This repository is being deprecated. Project documentation has moved to the Airship Docs project, and Airship-in-a-Bottle environment will be merged into the Airship Treasuremap project.

Getting Started for Airship Developers

Airship uses many foundational concepts that should be understood by developers wanting to get started. This documentation attempts to provide a survey of those topics.


  • Containers/Docker
  • RESTful APIs
  • YAML
  • Security


Airship is, at its core, intended to be used in a containerized fashion. Dockerfile resources exist in each of the project repositories that are used by the build process to generate Docker images. Images are hosted on quay.io under airshipit.

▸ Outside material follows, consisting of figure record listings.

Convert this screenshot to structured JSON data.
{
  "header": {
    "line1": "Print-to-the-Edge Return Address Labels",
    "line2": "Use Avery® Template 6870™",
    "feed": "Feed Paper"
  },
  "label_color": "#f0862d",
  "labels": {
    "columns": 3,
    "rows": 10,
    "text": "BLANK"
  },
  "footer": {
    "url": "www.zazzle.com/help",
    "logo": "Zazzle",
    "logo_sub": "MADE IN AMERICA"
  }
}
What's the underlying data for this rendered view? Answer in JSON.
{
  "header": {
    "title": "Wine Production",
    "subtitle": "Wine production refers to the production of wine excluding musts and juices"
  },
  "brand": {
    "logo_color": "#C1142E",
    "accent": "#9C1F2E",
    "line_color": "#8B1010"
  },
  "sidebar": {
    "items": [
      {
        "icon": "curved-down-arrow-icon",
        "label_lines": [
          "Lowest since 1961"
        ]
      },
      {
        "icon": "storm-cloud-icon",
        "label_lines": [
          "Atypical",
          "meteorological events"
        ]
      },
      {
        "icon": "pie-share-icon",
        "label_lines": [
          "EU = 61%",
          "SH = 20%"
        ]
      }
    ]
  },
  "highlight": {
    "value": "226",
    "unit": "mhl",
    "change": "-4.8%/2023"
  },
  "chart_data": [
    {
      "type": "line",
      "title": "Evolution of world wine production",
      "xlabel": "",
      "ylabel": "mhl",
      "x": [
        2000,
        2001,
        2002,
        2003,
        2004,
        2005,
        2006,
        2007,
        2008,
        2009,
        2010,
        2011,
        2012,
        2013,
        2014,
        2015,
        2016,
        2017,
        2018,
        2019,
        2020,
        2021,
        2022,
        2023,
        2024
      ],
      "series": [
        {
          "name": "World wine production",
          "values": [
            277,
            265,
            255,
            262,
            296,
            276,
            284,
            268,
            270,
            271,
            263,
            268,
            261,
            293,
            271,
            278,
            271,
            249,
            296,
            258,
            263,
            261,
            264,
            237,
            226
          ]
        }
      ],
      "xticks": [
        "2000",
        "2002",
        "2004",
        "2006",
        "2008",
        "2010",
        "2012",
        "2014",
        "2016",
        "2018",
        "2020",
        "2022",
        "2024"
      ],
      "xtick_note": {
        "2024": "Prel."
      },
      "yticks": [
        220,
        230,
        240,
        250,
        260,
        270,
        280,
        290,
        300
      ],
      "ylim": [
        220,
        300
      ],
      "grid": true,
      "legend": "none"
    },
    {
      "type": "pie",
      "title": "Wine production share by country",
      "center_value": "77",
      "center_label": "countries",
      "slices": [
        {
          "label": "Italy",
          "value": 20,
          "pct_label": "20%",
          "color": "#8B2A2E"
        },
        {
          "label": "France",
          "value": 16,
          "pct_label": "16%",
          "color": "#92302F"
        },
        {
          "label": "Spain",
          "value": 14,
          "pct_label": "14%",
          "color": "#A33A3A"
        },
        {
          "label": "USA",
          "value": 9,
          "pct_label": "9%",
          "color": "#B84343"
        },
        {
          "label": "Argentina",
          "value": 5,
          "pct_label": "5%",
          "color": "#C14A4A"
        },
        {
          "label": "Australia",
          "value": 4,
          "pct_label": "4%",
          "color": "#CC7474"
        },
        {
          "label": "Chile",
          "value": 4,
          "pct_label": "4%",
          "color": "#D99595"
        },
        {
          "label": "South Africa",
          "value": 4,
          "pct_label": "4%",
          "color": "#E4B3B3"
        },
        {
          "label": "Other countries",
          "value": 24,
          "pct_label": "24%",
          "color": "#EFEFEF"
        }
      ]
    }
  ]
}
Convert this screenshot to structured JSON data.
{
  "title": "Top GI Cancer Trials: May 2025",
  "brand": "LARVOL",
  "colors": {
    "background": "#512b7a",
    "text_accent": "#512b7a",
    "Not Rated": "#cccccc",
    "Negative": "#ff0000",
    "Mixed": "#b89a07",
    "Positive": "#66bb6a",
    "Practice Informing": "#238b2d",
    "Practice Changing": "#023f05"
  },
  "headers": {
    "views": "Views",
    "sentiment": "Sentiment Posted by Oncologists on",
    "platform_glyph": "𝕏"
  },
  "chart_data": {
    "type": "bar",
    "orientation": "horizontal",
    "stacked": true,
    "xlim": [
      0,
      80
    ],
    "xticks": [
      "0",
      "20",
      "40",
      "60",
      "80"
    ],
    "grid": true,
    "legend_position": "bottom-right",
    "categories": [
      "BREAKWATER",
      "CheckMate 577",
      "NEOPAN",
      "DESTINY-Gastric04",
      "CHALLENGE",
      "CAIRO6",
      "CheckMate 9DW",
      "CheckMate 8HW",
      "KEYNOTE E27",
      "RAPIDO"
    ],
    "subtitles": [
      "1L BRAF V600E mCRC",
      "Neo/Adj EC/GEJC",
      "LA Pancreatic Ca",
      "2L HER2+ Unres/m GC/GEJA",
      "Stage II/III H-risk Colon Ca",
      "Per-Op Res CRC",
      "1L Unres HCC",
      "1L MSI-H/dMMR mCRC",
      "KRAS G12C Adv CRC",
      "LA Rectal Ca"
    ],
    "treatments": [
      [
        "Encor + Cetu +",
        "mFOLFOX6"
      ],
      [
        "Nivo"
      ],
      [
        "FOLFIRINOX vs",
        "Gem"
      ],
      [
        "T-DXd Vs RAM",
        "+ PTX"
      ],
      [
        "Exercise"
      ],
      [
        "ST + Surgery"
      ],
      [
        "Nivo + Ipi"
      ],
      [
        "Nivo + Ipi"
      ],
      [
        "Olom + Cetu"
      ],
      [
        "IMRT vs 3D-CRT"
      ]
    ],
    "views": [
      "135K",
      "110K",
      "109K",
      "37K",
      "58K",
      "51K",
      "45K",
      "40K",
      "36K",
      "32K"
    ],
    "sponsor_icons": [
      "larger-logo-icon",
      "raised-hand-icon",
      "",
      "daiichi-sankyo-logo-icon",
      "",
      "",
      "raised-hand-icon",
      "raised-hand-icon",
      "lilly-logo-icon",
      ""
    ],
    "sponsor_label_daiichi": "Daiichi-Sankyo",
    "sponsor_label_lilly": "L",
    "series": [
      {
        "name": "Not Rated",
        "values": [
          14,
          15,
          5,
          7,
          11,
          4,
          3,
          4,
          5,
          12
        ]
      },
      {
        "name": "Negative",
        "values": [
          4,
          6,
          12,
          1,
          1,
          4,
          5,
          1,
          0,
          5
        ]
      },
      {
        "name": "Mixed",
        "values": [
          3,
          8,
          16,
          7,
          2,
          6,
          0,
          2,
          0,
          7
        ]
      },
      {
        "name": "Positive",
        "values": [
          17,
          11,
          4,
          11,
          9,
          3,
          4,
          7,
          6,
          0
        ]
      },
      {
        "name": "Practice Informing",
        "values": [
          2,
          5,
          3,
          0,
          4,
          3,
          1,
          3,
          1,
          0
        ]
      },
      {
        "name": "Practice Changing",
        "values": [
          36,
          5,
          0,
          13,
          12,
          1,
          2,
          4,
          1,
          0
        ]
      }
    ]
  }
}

Each main component is responsible for generating one or more images (E.g.: Shipyard produces a Shipyard image and an Airflow image).

When running, nearly every aspect of Airship runs as a container, and Airship (primarily Promenade + Armada) sets up many of the other foundational components as containers, including many Kubernetes components, etcd, Calico, and Ceph.


Each Airship component that runs as a service provides a RESTful API. Some API Conventions exist explaining the basic format of requests and responses and required endpoints that are exposed, such as health check and and design validation.


The YAML document format is used along with JSON Schema to define the declarative site and software design inputs to the Airship components.


Security is a consideration from the ground-up for Airship components. Some technologies in this space are TLS and Keystone auth. Airship APIs are protected by RBAC policies implemented with oslo.policy (with some exceptions for basic health checking and listing of API versions). Keystone middleware serves as a layer in the pipeline of service layers for each component, providing lookup of authenticated users, resolving their roles, which are then checked. Access enforcement is within the Airship components, using a decorator for each API that requires limited access.


  • Helm
  • Kubernetes
  • Linux


Airship components are deployed into Kubernetes using Armada, which in turn uses the Tiller component of Helm. Helm charts are used to generate the Kubernetes artifacts (deployments, jobs, configmaps, etc...).


Airship is thoroughly intertwined with Kubernetes:

  • Airship depends on Kubernetes as the orchestrator of the containers that make up the platform.
  • Airship sets up a single node Kubernetes instance during the Promenade genesis process, with the necessary configuration to become the seed of a resilient Kubernetes cluster during later stages of Airship.
  • Airship's components run as containers inside the Kubernetes cluster.


Airship is targeted to a Linux platform. There are significant elements of Airship that use shell scripts to drive processes.


Further information is available in Code and Project Conventions.

Airship is primarily a combination of Python 3 and shell scripting. There are several Python libraries that are used in common across many components:

  • Falcon: A service framework providing the API endpoints.
  • uWSGI: The service container.
  • oslo_config: Provides per-deployment, configuration file configurability.
  • oslo_policy: Provides RBAC support for API endpoints (and more).
  • Requests: A framework for making HTTP requests and receiving responses.
  • Click: A CLI framework used to provide component-level Command Line Interfaces.

Each component also brings in their own dependencies as needed.


Several of the Airship components require some data persistence. Some data persistence is achieved by utilizing Kubernetes provided mechanisms, and the Keystone software uses a MariaDB instance, but most is accomplished using a containerized PostgreSQL database.

Interaction with PostgreSQL uses the following:

  • SQLAlchemy: A python library providing most of the needed database functionality.
  • Alembic: Version management for database schemas and data.
  • oslo_db: An OpenStack layer providing additional functionality over SQLAlchemy.


  • Unit
  • Functional
  • Integration

Unit and functional tests are used in the gating of changes before merging code. Unit tests utilize combinations of pytest and stestr. Functional tests utilize Gabbi. These tools are not exclusive of others, but are the primary tools being used for unit and functional tests.

Integration testing is orchestrated in the merge gates, and uses various means of testing.